You should refer closely to the poem to support your answer. You may use brief quotations.
Edexcel English IGCSE Model Essay by an Expert
Wilfred Owen uses contrasts between the soldier’s life before and after the war to show the terrible effects of the war: in the soldier’s appearance, his experience of women, and his future prospects.
Now that he has lost his arms and legs, the soldier reflects on his strength and youthful appearance before his injury in the war. One stark contrast is that between his previous youth and how old he now feels and looks. Before, his face was “younger than his youth”, showing that he looked even younger than his age. The repetition of words denoting youth creates an even stronger contrast with the short, bitter statement on the following line: “Now, he is old”. Previously a football player, the soldier is now in contrast with the “strong men that were whole”. This shows that he considers himself to be broken, or to be only part of a man.
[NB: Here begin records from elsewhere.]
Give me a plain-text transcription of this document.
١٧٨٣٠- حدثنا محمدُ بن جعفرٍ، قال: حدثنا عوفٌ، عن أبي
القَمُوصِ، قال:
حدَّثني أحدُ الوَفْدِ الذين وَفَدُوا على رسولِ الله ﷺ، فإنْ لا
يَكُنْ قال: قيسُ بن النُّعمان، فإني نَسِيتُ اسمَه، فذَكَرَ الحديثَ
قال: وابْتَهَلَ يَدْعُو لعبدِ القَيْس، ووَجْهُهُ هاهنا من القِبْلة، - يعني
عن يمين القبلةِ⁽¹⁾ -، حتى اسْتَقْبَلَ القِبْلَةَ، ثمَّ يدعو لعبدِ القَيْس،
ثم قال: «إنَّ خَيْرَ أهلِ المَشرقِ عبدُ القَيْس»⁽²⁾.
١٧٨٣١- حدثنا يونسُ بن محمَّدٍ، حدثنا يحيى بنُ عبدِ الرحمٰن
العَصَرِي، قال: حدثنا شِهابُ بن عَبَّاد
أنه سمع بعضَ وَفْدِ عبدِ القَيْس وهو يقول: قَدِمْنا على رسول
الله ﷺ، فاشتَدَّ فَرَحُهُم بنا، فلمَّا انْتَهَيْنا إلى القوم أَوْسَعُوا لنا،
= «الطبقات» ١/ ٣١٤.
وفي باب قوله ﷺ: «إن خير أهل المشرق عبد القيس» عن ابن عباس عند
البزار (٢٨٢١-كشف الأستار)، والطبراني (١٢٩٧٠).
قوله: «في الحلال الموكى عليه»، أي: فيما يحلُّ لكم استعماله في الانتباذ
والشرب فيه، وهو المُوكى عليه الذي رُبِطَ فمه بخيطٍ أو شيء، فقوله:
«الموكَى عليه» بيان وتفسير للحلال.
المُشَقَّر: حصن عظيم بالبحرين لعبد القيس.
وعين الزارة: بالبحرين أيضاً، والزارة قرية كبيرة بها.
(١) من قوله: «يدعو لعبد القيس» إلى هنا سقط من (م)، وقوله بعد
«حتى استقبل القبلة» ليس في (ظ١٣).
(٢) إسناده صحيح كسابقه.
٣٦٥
Owen highlights the changes since the war through the soldier’s relationships with women. Before the war, he had a girlfriend called “Meg”: one of his motivations for joining the army. Ironically, although he joined the army to impress a girl, his experience in the war now makes him repulsive to women. There is sensual longing in the description of “how slim girls’ waists are” and “how warm their subtle hands”, as the soldier remembers how women used to act. Now, however, they “touch him like some queer disease”. This medicalised simile suggests that women are disgusted by him, as if his injury could be somehow contagious. It also implies that the only women who touch him now are nurses, who treat men as medical subjects, rather than sexual beings.
One poignant contrast between his past and present situation is the soldier’s sense of his future. Before the war, the soldier did not give much thought to his future, as evidenced by his flippant reasons for going to war. Now, however, he has no real control over his life, and he must be the passive receiver of help and pity: “Now, he will spend a few sick years in Institutes”. Throughout the poem, the word “now” acts as a frequent reminder of the contrasts between the past and the present, bringing the soldier from his memories of the past back to his current misery. Owen provides a direct contrast between the way that “crowds cheered Goal” when he used to play football, and how some people “cheered him home”. Whilst he used to be praised and celebrated, now he is an embarrassment: an object for pity and charity rather than admiration.
The disabled soldier’s injury clearly ruins his life. He has now lost his health and youth, and the prospect of an independent life with a wife and family.